FBI warns of SIM swap surge, Veridas outlines biometrics fix
The U.S. Federal Bureau of Investigation (FBI) has recently issued an official alert (Number I-020822-PSA) warning against the dangers of SIM swapping, just as Veridas proffers guidance on defending against the attack method with biometrics.
Veridas explains thwarting SIM swaps with biometrics
Veridas has published a new blog post highlighting the importance of using biometrics tools to tackle SIM swapping-based digital identity fraud.
In the post, Sandra Marqués from Veridas’s marketing team first defines SIM swapping as a type of fraud “in which a duplicate SIM card associated with a phone line is obtained without the consent of its holder and with the purpose of impersonating the holder’s identity and accessing confidential information.”
Marqués then describes how fraudsters usually obtain a duplicate of someone else’s SIM card by visiting operators’ physical stores in person and presenting a fake police report and photocopy of the ID card with a forged image.
Alternatively, they may attempt to call the operator, pretending to be the owner of the line and claiming to have had their cell phones and SIM card stolen, then requesting a duplicate SIM card.
Because of these reasons, Marqués claims SIM cards and SMS as a second authentication factor are simply not secure enough.
Instead, individuals should use biometric factors as authentication factors as they are “inherent and incapable of being supplanted.”
Marqués concludes her post by mentioning a few companies that have already integrated biometrics within their customer registration and authentication processes, including Ventocom, Deutsche Telekom, and Euskaltel.
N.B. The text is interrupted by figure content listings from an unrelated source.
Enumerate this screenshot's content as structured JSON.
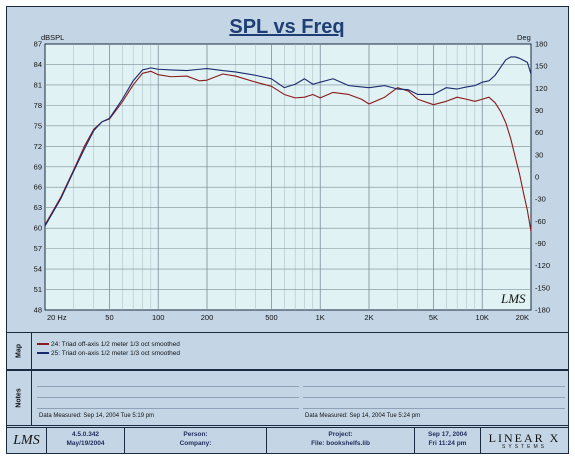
{
  "chart_data": {
    "type": "line",
    "title": "SPL vs Freq",
    "y_left_label": "dBSPL",
    "y_right_label": "Deg",
    "x_scale": "log",
    "xlim": [
      20,
      20000
    ],
    "ylim": [
      48,
      87
    ],
    "y2lim": [
      -180,
      180
    ],
    "x_ticks": [
      {
        "value": 20,
        "label": "20 Hz"
      },
      {
        "value": 50,
        "label": "50"
      },
      {
        "value": 100,
        "label": "100"
      },
      {
        "value": 200,
        "label": "200"
      },
      {
        "value": 500,
        "label": "500"
      },
      {
        "value": 1000,
        "label": "1K"
      },
      {
        "value": 2000,
        "label": "2K"
      },
      {
        "value": 5000,
        "label": "5K"
      },
      {
        "value": 10000,
        "label": "10K"
      },
      {
        "value": 20000,
        "label": "20K"
      }
    ],
    "y_ticks": [
      "48",
      "51",
      "54",
      "57",
      "60",
      "63",
      "66",
      "69",
      "72",
      "75",
      "78",
      "81",
      "84",
      "87"
    ],
    "y2_ticks": [
      "-180",
      "-150",
      "-120",
      "-90",
      "-60",
      "-30",
      "0",
      "30",
      "60",
      "90",
      "120",
      "150",
      "180"
    ],
    "grid": true,
    "series": [
      {
        "name": "24: Triad off-axis 1/2 meter 1/3 oct smoothed",
        "color": "#8b1a1a",
        "x": [
          20,
          25,
          30,
          35,
          40,
          45,
          50,
          60,
          70,
          80,
          90,
          100,
          120,
          150,
          180,
          200,
          250,
          300,
          400,
          500,
          600,
          700,
          800,
          900,
          1000,
          1200,
          1500,
          1800,
          2000,
          2500,
          3000,
          3500,
          4000,
          5000,
          6000,
          7000,
          8000,
          9000,
          10000,
          11000,
          12000,
          13000,
          14000,
          15000,
          16000,
          17000,
          18000,
          19000,
          20000
        ],
        "y": [
          60.5,
          64.5,
          68.5,
          72,
          74.5,
          75.6,
          76,
          78.5,
          81,
          82.7,
          83,
          82.5,
          82.2,
          82.3,
          81.6,
          81.7,
          82.6,
          82.3,
          81.4,
          80.8,
          79.6,
          79.1,
          79.2,
          79.6,
          79.1,
          79.9,
          79.6,
          78.9,
          78.2,
          79.2,
          80.6,
          80.1,
          78.9,
          78.1,
          78.6,
          79.2,
          78.9,
          78.6,
          78.9,
          79.2,
          78.4,
          77.1,
          75.4,
          73.1,
          70.4,
          67.9,
          65.1,
          62.6,
          59.5
        ]
      },
      {
        "name": "25: Triad on-axis 1/2 meter 1/3 oct smoothed",
        "color": "#1a2a6e",
        "x": [
          20,
          25,
          30,
          35,
          40,
          45,
          50,
          60,
          70,
          80,
          90,
          100,
          120,
          150,
          180,
          200,
          250,
          300,
          400,
          500,
          600,
          700,
          800,
          900,
          1000,
          1200,
          1500,
          1800,
          2000,
          2500,
          3000,
          3500,
          4000,
          5000,
          6000,
          7000,
          8000,
          9000,
          10000,
          11000,
          12000,
          13000,
          14000,
          15000,
          16000,
          17000,
          18000,
          19000,
          20000
        ],
        "y": [
          60.3,
          64.3,
          68.3,
          71.6,
          74.3,
          75.6,
          76.1,
          78.9,
          81.6,
          83.2,
          83.5,
          83.3,
          83.2,
          83.1,
          83.3,
          83.4,
          83.1,
          82.9,
          82.4,
          81.9,
          80.6,
          81.1,
          81.9,
          81.1,
          81.4,
          81.9,
          80.9,
          80.7,
          80.6,
          80.9,
          80.4,
          80.3,
          79.6,
          79.6,
          80.6,
          80.4,
          80.7,
          80.9,
          81.4,
          81.6,
          82.4,
          83.6,
          84.7,
          85.1,
          85.1,
          84.9,
          84.6,
          84.3,
          82.6
        ]
      }
    ]
  },
  "brand_mark": "LMS",
  "map_panel": {
    "label": "Map",
    "legend": [
      "24: Triad off-axis 1/2 meter 1/3 oct smoothed",
      "25: Triad on-axis 1/2 meter 1/3 oct smoothed"
    ]
  },
  "notes_panel": {
    "label": "Notes",
    "left_note": "Data Measured:  Sep 14, 2004   Tue   5:19 pm",
    "right_note": "Data Measured:  Sep 14, 2004   Tue   5:24 pm"
  },
  "footer": {
    "logo": "LMS",
    "version": "4.5.0.342",
    "version_date": "May/19/2004",
    "person_label": "Person:",
    "company_label": "Company:",
    "project_label": "Project:",
    "file_label": "File: bookshelfs.lib",
    "date": "Sep 17, 2004",
    "time": "Fri 11:24 pm",
    "vendor": "LINEAR X",
    "vendor_sub": "SYSTEMS"
  },
  "colors": {
    "panel_bg": "#c4d6e6",
    "plot_bg": "#e0f2f3",
    "grid": "#9aaab3",
    "border": "#1a2a40"
  }
}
FBI reported $12M in SIM swap losses from 2018-20, $68M in 2021 alone
“From January 2018 to December 2020, the FBI Internet Crime Complaint Center (IC3) received 320 complaints related to SIM swapping incidents with adjusted losses of approximately $12 million,” the document reads.
“In 2021, IC3 received 1,611 SIM swapping complaints with adjusted losses of more than $68 million.”
The alert also includes a description of how SIM swap schemes work, together with “tips on how to protect yourself.”
The latter section mentions traditional security practices such as not disclosing information about financial assets and phone numbers, but also using unique passwords and multi-factor authentication methods including biometrics, physical security tokens, and standalone authenticator apps.
The concept behind SIM swaps was explained in a September guest post for Biometric Update by Boku General Manager for Identity Stuart Neal.